Hunter: Do you like racing head to head? Because that’s what’s going to happen here against the face hunter. Dig for a Snowchugger fast to stall their Eaglehorn bows. Your Mirror Entity should be used around turn 5 or 6 to catch their Savannah Highmane.
Mage: Flamestrike ruins your day here. You’ll frequently encounter the Mech Mage mirror match up the most but may come across a freeze Mage here and there. You have to be able to recognize which version of the deck you’re playing against and play around it accordingly.
Paladin: The deck you’ll encounter here will be the variations of the midrange deck that was featured last week. The paladins early game isn’t the strongest so try to force an advantage here with their board clears. Snowchugger can help slow down their Truesilver Weapon. Try to hold Mirror Entity for Tirion Fordring. Be cautious of Silver Hand Recruits and consider sniping them away with your Hero Power.

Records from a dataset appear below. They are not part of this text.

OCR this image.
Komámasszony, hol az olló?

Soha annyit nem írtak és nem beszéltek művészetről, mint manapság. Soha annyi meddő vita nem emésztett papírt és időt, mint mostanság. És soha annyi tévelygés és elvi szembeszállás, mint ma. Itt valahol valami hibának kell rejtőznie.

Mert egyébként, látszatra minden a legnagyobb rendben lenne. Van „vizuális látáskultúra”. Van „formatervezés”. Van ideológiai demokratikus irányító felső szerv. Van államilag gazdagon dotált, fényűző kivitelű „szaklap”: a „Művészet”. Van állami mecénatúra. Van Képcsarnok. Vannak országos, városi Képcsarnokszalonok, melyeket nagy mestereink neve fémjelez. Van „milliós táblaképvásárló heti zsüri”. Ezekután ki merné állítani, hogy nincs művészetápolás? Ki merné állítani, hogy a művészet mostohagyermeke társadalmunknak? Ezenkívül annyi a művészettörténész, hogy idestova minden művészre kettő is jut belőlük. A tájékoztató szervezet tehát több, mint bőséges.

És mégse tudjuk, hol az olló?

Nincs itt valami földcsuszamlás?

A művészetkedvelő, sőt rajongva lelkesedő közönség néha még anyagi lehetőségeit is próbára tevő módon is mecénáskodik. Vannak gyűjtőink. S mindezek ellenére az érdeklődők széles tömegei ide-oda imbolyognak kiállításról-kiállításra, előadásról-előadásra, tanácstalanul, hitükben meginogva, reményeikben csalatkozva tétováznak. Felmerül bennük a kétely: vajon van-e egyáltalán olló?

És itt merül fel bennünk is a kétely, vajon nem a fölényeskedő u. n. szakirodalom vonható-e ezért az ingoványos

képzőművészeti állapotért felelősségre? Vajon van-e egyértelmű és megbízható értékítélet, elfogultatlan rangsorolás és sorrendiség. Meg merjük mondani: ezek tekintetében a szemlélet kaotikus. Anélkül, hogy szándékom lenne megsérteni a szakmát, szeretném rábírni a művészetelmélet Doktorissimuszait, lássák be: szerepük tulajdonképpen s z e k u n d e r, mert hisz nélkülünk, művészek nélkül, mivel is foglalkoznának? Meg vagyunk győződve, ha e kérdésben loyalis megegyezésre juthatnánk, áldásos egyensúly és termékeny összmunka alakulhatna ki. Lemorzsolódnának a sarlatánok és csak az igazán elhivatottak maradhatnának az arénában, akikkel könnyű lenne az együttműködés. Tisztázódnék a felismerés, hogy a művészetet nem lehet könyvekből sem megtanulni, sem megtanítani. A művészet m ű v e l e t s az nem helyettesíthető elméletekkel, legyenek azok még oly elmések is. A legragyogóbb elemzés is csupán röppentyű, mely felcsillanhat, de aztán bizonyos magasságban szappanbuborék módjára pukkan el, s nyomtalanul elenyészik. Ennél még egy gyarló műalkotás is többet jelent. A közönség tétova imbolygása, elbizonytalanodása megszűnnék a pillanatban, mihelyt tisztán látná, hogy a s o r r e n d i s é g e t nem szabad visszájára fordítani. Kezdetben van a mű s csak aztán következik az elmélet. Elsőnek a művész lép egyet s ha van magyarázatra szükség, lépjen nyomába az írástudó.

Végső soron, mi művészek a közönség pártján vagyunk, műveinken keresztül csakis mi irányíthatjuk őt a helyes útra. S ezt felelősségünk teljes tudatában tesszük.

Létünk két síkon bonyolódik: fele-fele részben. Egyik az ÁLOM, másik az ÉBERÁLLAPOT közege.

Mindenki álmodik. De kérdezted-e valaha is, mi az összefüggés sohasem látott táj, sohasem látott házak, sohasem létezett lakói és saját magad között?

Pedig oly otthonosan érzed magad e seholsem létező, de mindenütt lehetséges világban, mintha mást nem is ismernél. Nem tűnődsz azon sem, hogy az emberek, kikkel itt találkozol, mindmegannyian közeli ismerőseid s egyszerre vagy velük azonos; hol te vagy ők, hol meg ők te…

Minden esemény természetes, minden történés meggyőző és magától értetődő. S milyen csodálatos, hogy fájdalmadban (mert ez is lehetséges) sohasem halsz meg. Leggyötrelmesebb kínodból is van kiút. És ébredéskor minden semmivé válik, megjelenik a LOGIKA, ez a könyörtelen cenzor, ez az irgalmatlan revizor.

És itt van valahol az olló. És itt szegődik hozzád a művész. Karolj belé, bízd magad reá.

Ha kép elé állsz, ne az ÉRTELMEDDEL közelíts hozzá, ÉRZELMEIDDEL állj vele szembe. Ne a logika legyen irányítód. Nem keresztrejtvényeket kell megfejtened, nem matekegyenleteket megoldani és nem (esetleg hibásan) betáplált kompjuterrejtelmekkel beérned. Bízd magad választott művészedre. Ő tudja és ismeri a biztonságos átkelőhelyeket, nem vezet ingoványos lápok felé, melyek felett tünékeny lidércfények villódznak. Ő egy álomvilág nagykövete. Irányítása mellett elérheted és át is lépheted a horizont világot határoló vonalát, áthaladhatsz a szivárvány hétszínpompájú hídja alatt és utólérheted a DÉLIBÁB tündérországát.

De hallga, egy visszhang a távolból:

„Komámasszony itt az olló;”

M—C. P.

Priest: This is a rough matchup as they’ll have to use their early removal against your minions. So many card components here should be scary. Auchenai Soulpriest and Circle of Healing? Yeowch! Mull and find yourself a Piloted Shredder so that it isn’t in the crosshairs of their Shadow Word: Pain or Shadow Word: Death.
Rogue: Oil rogue can give you some trouble here. Your Snowchugger will do wonders for you if you can both get it into play and protect it. Their Antique Healbot and Earthen Ring Farseer will try to buy them extra health so they can assemble the pieces to take you down. They can burst you for 20 damage in one turn! The primary combo consists of Southsea Deckhand, Hero Power, Tinker’s Sharpsword Oil, and Blade Flurry. A Deadly Posion added turns into 17 Damage while simultaneously dishing out 6 damage to everything on your side of the field which is the death knell.
Shaman: You know, at the time of writing this, I haven’t encountered as many shaman decks as I’d like. The one I saw the most was a Mech Shaman list. Lightning Storm, Hex, and Crackle can ruin your day here. You will lose to a Shaman if their side of the board is left unchecked.
Warlock: The Zoo Warlock deck should be straightforward as you just need to beat your opponent into submission before they can do the same to you. Handlock is a different story and given enough time, they can put the game out of reach. Use your minions to get their health low enough (Around 13 – 16 health) and your Fireballs and Frostbolts can help put the game away. Hellfire and Shadowflame will make you cry so don’t overextend too much.
Warrior: Argh! Control warrior! Nothing makes my blood boil more than copious amounts of armor with their health being in the single digits! Protect your Snowchugger and lock them down so that they can’t get their swings in with their weapons! Play smart with your trades. If it takes two cards (Cruel Taskmaster + Execute) to remove one of yours, you’re golden. Fiery War Axe ruins your day against Mechwarper. You’re on the clock here.
That’s it for this week’s deck tech! The March season is nearly here! Which deck will you pilot?